Gleichzeitig will das Baudepartement mit dem Baugesuch die Drahtseite unter dem Geländer mit Netzen ergänzen. Hindernisse sollen zudem verhindern, dass jemand die Spannbänder links und rechts der Brücken betritt. Die Anfang Jahr vorsorglich montierten Gitter vor den Bändern werden durch eine dauerhafte Lösung ersetzt.

Wann diese Massnahmen umgesetzt werden, ist nun wegen der Einwendungen — Absender ist nicht Sämi Richner — gegen das nachträgliche Baugesuch unklar. Damit bleiben Brücken und die Aussichtsplattform in dieser Form baurechtlich nicht genehmigt. Wann der Regierungsrat die Einwendungen behandelt und einen Entscheid fällt, ist derzeit ebenfalls unklar.

Getrübte Idylle im Auenschutzpark – Kommentar von Lenzburg-Redaktor Pascal Meier

Der Auenschutzpark Auenstein-Rupperswil ist ein grosser Wurf, für das Aargauer Baudepartement aber eher peinlich. Zwei Hängebrücken wurden anders gebaut als genehmigt und eine Aussichtsplattform gegenüber dem bewilligten Projekt um 90 Meter verschoben. Kritische Bürger, die auf Sicherheitsmängel an den geänderten Brücken hinwiesen, stiessen auf taube Ohren. Man habe beim Bau neue Erkenntnisse gewonnen und das Projekt verbessern wollen, hiess es im Baudepartement. Der Auensteiner EVP-Grossrat Sämi Richner und zwei Kollegen reichten darauf Aufsichtsanzeige beim Regierungsrat ein, der das Baudepartement zurückpfiff: Es braucht ein nachträgliches Baugesuch. Zudem müssen Sicherheitsmängel an den Brücken behoben werden.
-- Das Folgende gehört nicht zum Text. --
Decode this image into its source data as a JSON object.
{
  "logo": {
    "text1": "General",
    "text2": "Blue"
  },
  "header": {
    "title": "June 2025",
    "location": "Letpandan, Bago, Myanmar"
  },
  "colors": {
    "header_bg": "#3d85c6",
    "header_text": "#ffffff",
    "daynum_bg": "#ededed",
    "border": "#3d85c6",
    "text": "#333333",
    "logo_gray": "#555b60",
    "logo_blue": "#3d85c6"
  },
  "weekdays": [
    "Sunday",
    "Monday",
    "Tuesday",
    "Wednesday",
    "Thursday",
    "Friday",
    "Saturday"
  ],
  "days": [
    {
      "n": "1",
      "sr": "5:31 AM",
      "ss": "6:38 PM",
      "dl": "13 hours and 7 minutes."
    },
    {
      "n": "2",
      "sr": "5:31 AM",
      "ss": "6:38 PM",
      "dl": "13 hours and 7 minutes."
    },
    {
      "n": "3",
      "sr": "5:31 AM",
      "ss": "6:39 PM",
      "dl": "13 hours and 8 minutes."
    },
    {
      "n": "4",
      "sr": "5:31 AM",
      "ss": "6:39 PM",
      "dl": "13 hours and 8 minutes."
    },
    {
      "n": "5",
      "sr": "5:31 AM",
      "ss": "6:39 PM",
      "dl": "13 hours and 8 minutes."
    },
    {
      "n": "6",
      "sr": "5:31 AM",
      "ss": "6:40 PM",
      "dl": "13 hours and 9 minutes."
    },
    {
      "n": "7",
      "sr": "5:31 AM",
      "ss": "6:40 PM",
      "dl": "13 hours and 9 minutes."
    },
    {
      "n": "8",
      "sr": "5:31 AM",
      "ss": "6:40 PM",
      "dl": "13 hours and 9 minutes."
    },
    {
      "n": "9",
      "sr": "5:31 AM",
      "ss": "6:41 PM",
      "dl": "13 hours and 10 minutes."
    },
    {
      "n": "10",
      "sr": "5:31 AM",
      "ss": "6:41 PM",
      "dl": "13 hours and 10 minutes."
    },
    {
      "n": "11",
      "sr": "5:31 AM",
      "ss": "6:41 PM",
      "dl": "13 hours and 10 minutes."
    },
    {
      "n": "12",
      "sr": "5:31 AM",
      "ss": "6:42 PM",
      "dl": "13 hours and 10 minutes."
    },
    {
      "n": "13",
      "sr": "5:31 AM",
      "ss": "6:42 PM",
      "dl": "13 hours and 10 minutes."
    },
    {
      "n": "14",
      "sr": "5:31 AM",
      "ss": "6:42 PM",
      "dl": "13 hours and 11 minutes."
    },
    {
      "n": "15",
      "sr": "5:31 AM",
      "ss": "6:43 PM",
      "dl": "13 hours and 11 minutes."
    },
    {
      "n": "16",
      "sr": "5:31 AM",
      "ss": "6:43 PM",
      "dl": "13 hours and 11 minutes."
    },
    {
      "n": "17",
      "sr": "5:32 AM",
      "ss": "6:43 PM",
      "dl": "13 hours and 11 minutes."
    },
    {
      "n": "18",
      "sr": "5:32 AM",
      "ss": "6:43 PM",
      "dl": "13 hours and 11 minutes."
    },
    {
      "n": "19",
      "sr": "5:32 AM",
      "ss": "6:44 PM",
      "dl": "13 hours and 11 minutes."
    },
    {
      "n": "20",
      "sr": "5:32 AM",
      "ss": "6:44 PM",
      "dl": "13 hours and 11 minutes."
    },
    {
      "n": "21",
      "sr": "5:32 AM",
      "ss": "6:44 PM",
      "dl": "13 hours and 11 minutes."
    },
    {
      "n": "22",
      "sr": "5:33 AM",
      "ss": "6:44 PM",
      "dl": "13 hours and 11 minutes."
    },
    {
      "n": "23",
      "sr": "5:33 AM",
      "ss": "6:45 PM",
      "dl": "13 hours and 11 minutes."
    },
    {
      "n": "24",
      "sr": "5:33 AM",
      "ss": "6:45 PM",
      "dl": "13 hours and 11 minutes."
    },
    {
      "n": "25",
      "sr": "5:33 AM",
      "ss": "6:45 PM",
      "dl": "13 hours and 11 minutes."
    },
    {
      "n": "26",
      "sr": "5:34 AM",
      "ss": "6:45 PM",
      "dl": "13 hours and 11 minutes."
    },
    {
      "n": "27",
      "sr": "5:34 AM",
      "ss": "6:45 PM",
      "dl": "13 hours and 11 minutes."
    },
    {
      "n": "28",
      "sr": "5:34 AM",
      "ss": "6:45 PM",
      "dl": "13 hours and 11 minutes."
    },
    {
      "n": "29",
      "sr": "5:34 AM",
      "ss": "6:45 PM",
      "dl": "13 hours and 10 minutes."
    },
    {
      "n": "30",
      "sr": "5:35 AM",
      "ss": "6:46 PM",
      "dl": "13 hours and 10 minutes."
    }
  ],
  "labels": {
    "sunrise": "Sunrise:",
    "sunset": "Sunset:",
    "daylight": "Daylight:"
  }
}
Das Baudepartement hat nun ein nachträgliches Gesuch eingereicht – und prompt gibt es erneut Widerstand: Zwei Einwendungen flatterten ins Haus. Da das Baudepartement mit dem neuen Baugesuch bei den Brücken die Forderungen des Regierungsrates erfüllt, ist anzunehmen, dass sich die Kritiker an der verschobenen Aussichtsplattform stören, die wegen ihrer steilen Treppe umstritten ist.

Anders als früher geben sich die Kritiker wortkarg. Das ist ihr Recht, und bisher haben sie auch Recht bekommen. Die Motive bleiben damit aber im Dunkeln. Gleichzeitig hat man den Eindruck, die Kritiker hätten sich völlig in die Sache verbissen.

Ironie des Ganzen: Wegen des Widerstands gegen das nachträgliche Baugesuch dauert es länger, bis der Kanton die Sicherheit an den Brücken verbessern kann — jene Sicherheit, welche die Kritiker so dringend fordern.